Nicaragua is a beautiful land of lakes and volcanoes, beaches and coffee plantations, but littered by two things. The first: garbage of all sorts lines most of the roads. It infuriated me that they disrespected their land in that way. But the second "litter" was a psychological one. The people, marred by a warring resistance three decades ago, are reluctant to forge close relationships with each other. It seemed so sad to me because they love to laugh and enjoy their families.
I lived in the coastal fishing village of San Juan del Sur, the popular getaway for most Managuans, and a great jumping-off spot for surfers and real estate investors.
One thing about every town I visited: gallo pinto (pronounced gah-yo peen-toh). It's a staple of every meal, consisting of rice and beans, and it is usually accompanied by a little dollop of sour cream and a boiled or fried plantain. I actually became quite accustomed to it, to the point that I made it a go-to meal when in a pinch for something quick. It's not fancy, but it's a hearty dish!
Regarding the plantain, many folks are a little intimidated when it comes to incorporating it into a meal, so the snack I mention below is easy and will satisfy your "sweet and salty" tooth!
Get a RIPE plantain (this is important! Find one that is yellow, almost brown. Not green! You want it to be a little soft when squeezed), and buy some Mexican Queso Fresco (Literally "fresh cheese"). The cheese can be found in the Mexican cheese section in your supermarket. Cut the plantain in half. Slice the plantain and cheese lengthwise into thick pieces, about 1/4-1/2" thick. Heat some peanut or coconut oil to frying heat and fry both until browned. I fry the plantain first, and then the cheese. The cheese does not need preparation, but be sure to use a spatula to lift it out of the pan.
After cooling slightly, salt lightly and eat the two together at once. Sweet and salty!
1 medium onion, diced or sliced thinly
2 cups rice
2 cups red beans
about 1/4 cup vegetable oil
Pour vegetable or olive oil and onion in frying pan and sautee. Set onion aside and then put vegetable oil and rice in a frying pan on high heat.

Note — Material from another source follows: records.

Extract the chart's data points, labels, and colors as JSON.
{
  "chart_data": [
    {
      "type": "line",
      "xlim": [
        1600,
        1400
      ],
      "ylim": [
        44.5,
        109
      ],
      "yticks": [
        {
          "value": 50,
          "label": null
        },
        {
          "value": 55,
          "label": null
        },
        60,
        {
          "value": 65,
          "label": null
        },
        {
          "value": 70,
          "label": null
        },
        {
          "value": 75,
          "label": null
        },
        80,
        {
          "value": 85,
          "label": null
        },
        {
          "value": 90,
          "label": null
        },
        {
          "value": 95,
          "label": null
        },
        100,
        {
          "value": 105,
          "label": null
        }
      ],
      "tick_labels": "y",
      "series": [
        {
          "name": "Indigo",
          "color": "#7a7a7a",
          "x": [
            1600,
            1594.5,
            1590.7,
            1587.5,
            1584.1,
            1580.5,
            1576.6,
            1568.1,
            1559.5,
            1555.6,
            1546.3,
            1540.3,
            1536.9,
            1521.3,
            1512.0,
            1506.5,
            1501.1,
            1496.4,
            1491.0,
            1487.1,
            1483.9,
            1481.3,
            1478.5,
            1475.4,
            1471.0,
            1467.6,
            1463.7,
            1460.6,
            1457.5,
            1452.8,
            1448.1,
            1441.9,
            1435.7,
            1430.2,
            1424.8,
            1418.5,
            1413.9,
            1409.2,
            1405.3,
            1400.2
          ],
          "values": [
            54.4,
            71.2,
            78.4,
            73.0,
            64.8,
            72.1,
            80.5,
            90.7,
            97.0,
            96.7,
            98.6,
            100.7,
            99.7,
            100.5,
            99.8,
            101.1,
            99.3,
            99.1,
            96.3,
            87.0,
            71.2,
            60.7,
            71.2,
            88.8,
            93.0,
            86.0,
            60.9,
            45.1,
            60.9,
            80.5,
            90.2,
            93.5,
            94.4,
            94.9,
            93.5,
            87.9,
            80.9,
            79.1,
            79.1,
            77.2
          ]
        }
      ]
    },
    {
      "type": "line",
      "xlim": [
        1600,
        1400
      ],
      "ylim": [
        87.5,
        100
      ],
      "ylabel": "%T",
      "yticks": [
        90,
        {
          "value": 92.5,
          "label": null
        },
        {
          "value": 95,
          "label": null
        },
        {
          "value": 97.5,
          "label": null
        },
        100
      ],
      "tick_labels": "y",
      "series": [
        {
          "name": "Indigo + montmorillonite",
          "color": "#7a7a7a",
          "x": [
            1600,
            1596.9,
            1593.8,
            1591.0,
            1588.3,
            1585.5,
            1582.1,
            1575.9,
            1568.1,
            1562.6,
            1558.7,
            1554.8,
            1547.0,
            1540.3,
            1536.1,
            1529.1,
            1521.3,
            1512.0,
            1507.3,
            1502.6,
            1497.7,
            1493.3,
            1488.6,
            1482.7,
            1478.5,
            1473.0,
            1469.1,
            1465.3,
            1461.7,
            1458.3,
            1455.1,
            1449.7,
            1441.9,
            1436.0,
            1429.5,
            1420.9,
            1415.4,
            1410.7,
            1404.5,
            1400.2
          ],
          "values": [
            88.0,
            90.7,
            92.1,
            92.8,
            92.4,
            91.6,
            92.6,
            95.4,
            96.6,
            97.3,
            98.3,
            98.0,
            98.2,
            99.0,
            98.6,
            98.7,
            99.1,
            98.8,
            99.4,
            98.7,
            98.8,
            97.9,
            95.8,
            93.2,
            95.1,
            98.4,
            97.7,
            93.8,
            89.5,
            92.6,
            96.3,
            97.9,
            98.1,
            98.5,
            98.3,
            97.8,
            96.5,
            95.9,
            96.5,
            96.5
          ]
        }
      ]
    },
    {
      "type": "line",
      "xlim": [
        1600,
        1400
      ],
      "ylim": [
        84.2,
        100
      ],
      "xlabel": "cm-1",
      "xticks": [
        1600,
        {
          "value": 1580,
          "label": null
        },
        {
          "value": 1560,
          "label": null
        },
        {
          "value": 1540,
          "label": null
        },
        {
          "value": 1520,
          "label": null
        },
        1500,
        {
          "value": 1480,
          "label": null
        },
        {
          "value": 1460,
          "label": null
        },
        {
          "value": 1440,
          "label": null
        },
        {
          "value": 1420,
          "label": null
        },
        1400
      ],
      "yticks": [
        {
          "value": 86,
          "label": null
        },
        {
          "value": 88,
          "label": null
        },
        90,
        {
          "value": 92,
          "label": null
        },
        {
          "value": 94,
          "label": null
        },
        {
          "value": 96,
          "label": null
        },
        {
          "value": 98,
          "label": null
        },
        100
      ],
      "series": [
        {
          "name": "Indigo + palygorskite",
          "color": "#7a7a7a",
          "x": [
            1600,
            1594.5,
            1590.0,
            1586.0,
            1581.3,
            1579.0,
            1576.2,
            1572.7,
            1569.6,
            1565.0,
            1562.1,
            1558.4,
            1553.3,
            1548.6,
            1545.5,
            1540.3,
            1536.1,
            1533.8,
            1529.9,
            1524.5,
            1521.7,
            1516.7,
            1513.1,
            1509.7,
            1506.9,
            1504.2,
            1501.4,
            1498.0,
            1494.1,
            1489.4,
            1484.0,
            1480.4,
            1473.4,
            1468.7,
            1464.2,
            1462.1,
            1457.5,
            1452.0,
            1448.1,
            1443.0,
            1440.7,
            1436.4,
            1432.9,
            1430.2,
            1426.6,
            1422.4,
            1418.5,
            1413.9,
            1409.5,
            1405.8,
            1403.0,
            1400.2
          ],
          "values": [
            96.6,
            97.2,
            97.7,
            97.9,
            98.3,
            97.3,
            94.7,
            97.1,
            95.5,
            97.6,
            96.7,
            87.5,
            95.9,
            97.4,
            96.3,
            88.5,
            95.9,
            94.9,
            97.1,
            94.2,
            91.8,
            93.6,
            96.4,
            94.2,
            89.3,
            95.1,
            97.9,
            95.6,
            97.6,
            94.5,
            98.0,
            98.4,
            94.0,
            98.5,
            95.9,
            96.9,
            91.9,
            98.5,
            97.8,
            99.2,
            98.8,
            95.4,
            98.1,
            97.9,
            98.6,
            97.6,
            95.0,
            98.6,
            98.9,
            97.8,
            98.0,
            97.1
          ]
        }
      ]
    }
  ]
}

Fold/stir rice occasionally so that it browns fairly evenly. It will start to smell like popcorn. When rice has browned and oil is still hot, start adding water. It will boil and steam. Stir occasionally and keep adding water until fully cooked. Add cooked onion.
In a pot, boil beans until cooked. Remember to add water as you go, because much will be boiled into the beans or evaporate as they cook. (Or stick them in the crock pot for a few hours.) Add salt to taste.
Now, use equal parts beans and rice and mix together. I like to add a little cumin, Tabasco or other hot sauce, and sour cream.